The Environment Agency will ensure the quality of the data included in the National Greenhouse Gas (GHG) Inventory in accordance with the Enhanced Transparency Framework of the UN Framework Convention on Climate Change (UNFCCC). This information needs to be submitted to the UNFCCC Secretariat every two years.
With the support of the EU4Climate project, funded by EU and implemented by UNDP, the Environmental Agency specialists are trained to use the UNFCCC Guide on Quality Assurance and Quality Control of GHG Emission Data in all sectors of the economy.
“We have a robust and high-performance GHG emission monitoring system and with the help of development partners we want to ensure the sustainability of the processes. We want to make sure that the Environment Agency, but also the other institutions part of the national monitoring, reporting and verification system, have the capacity and all the relevant tools and information from all sources necessary to ensure a high level of transparency,” said Rodica Iordanov, State Secretary at the Ministry of Environment.
The Republic of Moldova is the only country in the Eastern Europe and Central Asia region that has a robust system for monitoring greenhouse gas emissions (MRV), but still needs to improve its data structure, according to international experts contracted by the EU4Climate project.
“The EU has pledged to reduce greenhouse gas emissions by 55 percent by 2030, compared to the levels of 1990. The Republic of Moldova has an even more ambitious target of reducing emissions by 70 % in the same timeframe. MRV is the mechanism that measures the achievement of these targets and report under the UNFCCC. In order to ensure the transparency, comparability and completeness of this process, there is a need to update the Moldovan MRV legal framework to fulfil the requirements of new EU regulations.

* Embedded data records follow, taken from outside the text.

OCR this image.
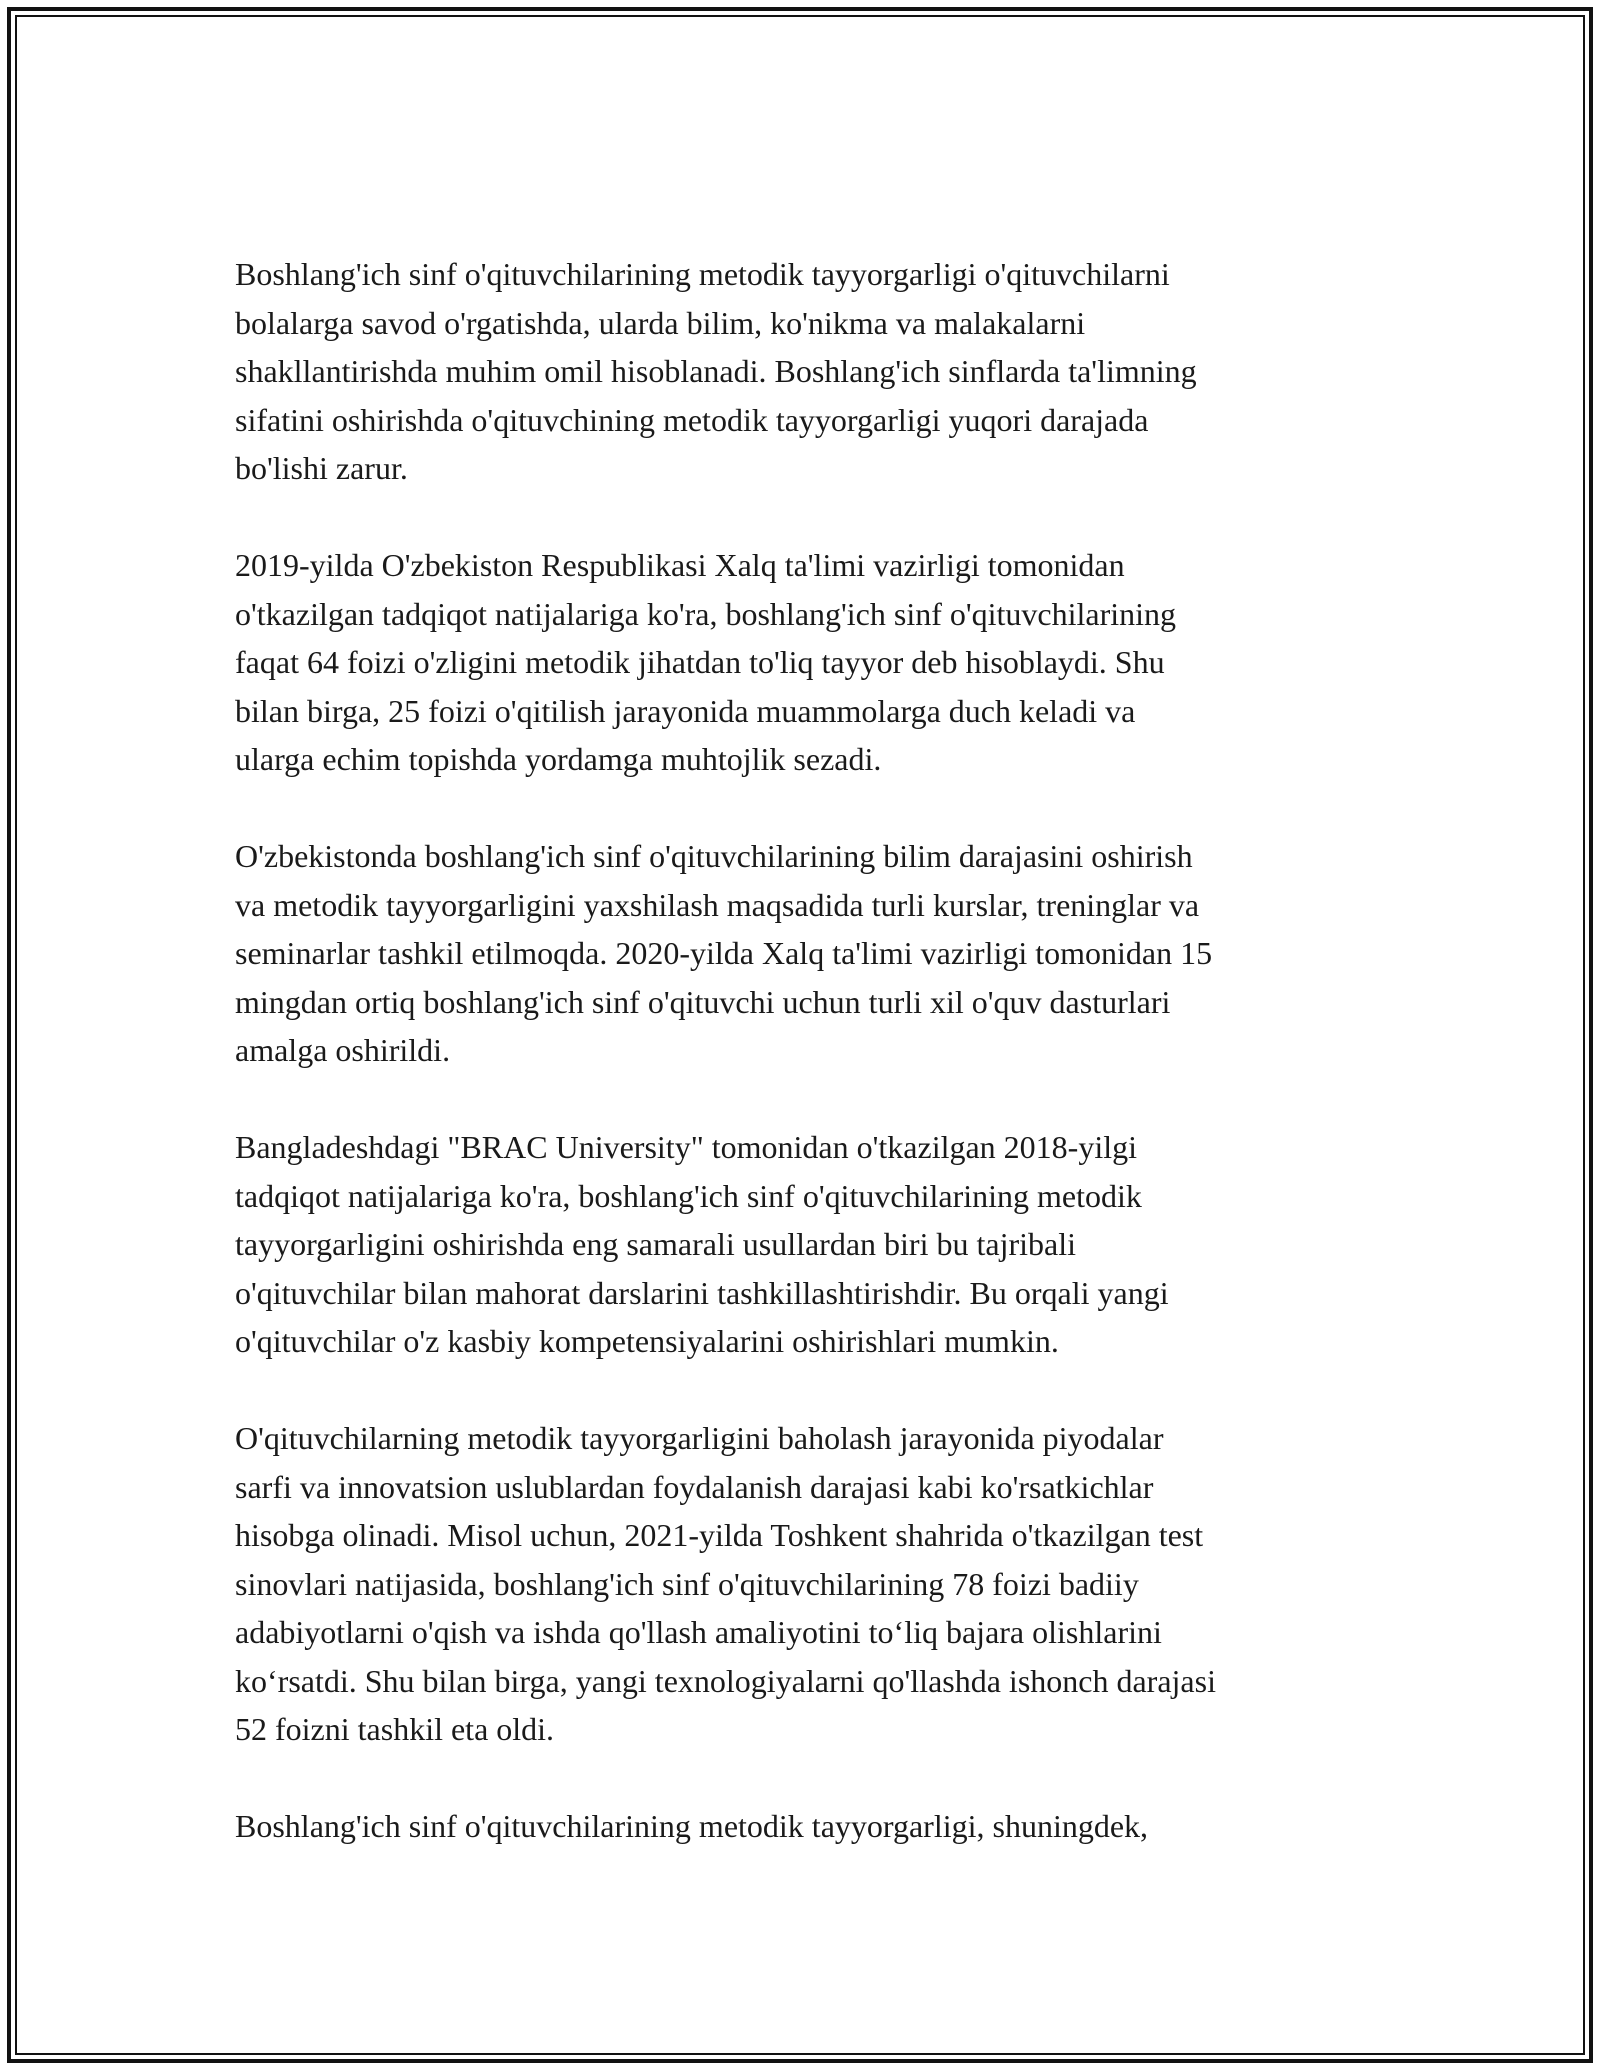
Boshlang'ich sinf o'qituvchilarining metodik tayyorgarligi o'qituvchilarni
bolalarga savod o'rgatishda, ularda bilim, ko'nikma va malakalarni
shakllantirishda muhim omil hisoblanadi. Boshlang'ich sinflarda ta'limning
sifatini oshirishda o'qituvchining metodik tayyorgarligi yuqori darajada
bo'lishi zarur.

2019-yilda O'zbekiston Respublikasi Xalq ta'limi vazirligi tomonidan
o'tkazilgan tadqiqot natijalariga ko'ra, boshlang'ich sinf o'qituvchilarining
faqat 64 foizi o'zligini metodik jihatdan to'liq tayyor deb hisoblaydi. Shu
bilan birga, 25 foizi o'qitilish jarayonida muammolarga duch keladi va
ularga echim topishda yordamga muhtojlik sezadi.

O'zbekistonda boshlang'ich sinf o'qituvchilarining bilim darajasini oshirish
va metodik tayyorgarligini yaxshilash maqsadida turli kurslar, treninglar va
seminarlar tashkil etilmoqda. 2020-yilda Xalq ta'limi vazirligi tomonidan 15
mingdan ortiq boshlang'ich sinf o'qituvchi uchun turli xil o'quv dasturlari
amalga oshirildi.

Bangladeshdagi "BRAC University" tomonidan o'tkazilgan 2018-yilgi
tadqiqot natijalariga ko'ra, boshlang'ich sinf o'qituvchilarining metodik
tayyorgarligini oshirishda eng samarali usullardan biri bu tajribali
o'qituvchilar bilan mahorat darslarini tashkillashtirishdir. Bu orqali yangi
o'qituvchilar o'z kasbiy kompetensiyalarini oshirishlari mumkin.

O'qituvchilarning metodik tayyorgarligini baholash jarayonida piyodalar
sarfi va innovatsion uslublardan foydalanish darajasi kabi ko'rsatkichlar
hisobga olinadi. Misol uchun, 2021-yilda Toshkent shahrida o'tkazilgan test
sinovlari natijasida, boshlang'ich sinf o'qituvchilarining 78 foizi badiiy
adabiyotlarni o'qish va ishda qo'llash amaliyotini to‘liq bajara olishlarini
ko‘rsatdi. Shu bilan birga, yangi texnologiyalarni qo'llashda ishonch darajasi
52 foizni tashkil eta oldi.

Boshlang'ich sinf o'qituvchilarining metodik tayyorgarligi, shuningdek,
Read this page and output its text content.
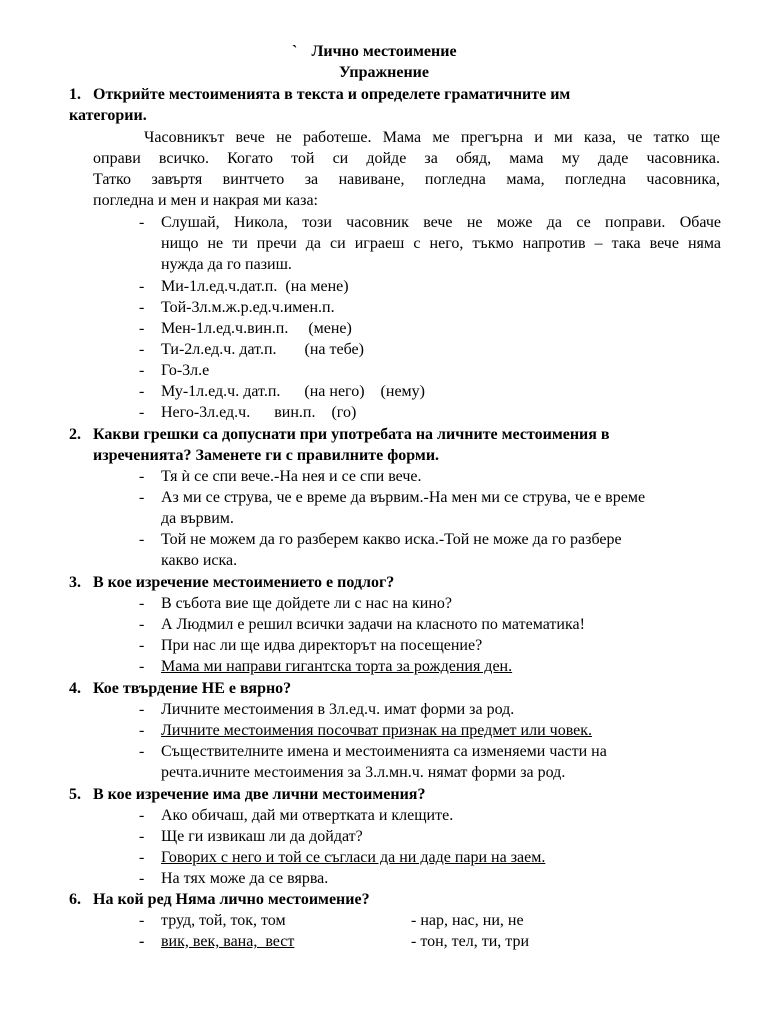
` Лично местоимение
Упражнение
1. Открийте местоименията в текста и определете граматичните им
категории.
Часовникът вече не работеше. Мама ме прегърна и ми каза, че татко ще
оправи всичко. Когато той си дойде за обяд, мама му даде часовника.
Татко завъртя винтчето за навиване, погледна мама, погледна часовника,
погледна и мен и накрая ми каза:
- Слушай, Никола, този часовник вече не може да се поправи. Обаче
нищо не ти пречи да си играеш с него, тъкмо напротив – така вече няма
нужда да го пазиш.
- Ми-1л.ед.ч.дат.п.  (на мене)
- Той-3л.м.ж.р.ед.ч.имен.п.
- Мен-1л.ед.ч.вин.п.     (мене)
- Ти-2л.ед.ч. дат.п.       (на тебе)
- Го-3л.е
- Му-1л.ед.ч. дат.п.      (на него)    (нему)
- Него-3л.ед.ч.      вин.п.    (го)
2. Какви грешки са допуснати при употребата на личните местоимения в
изреченията? Заменете ги с правилните форми.
- Тя ѝ се спи вече.-На нея и се спи вече.
- Аз ми се струва, че е време да вървим.-На мен ми се струва, че е време
да вървим.
- Той не можем да го разберем какво иска.-Той не може да го разбере
какво иска.
3. В кое изречение местоимението е подлог?
- В събота вие ще дойдете ли с нас на кино?
- А Людмил е решил всички задачи на класното по математика!
- При нас ли ще идва директорът на посещение?
- Мама ми направи гигантска торта за рождения ден.
4. Кое твърдение НЕ е вярно?
- Личните местоимения в 3л.ед.ч. имат форми за род.
- Личните местоимения посочват признак на предмет или човек.
- Съществителните имена и местоименията са изменяеми части на
речта.ичните местоимения за 3.л.мн.ч. нямат форми за род.
5. В кое изречение има две лични местоимения?
- Ако обичаш, дай ми отвертката и клещите.
- Ще ги извикаш ли да дойдат?
- Говорих с него и той се съгласи да ни даде пари на заем.
- На тях може да се вярва.
6. На кой ред Няма лично местоимение?
- труд, той, ток, том	- нар, нас, ни, не
- вик, век, вана,  вест	- тон, тел, ти, три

The EU4Climate programme is responding to these needs by providing capacity building and supporting the development of the legal framework in this field,” Matilda Halling, program officer at the EU Delegation in Chisinau said.
From 1750 to the end of 2021, the concentration of CO2 in the atmosphere increased by about 50%. This caused the greenhouse effect, with the Earth’s atmosphere warming by 1.1° C compared to 1880. By the Paris Agreement, the states committed to keep global warming below 2° C by the end of the century to avoid the catastrophic effects of climate change on humanity.
With a total budget of 8.8 million euros, the EU4Climate project runs from 2019-2022 and has the following components: (i) updating the Nationally Determined Contributions to the Paris Agreement; (ii) developing low-emission national development strategies by 2050; (iii) introducing and strengthening the framework for monitoring, reporting and verifying greenhouse gas emissions; (iv) alignment with the acquis communautaire in the field of climate; (v) integrating the climate dimension into sectoral policy documents, raising awareness and developing sectoral guidelines for the implementation of the Paris Agreement; (vi) attracting investment in climate change; (vii) better climate change adaptation planning.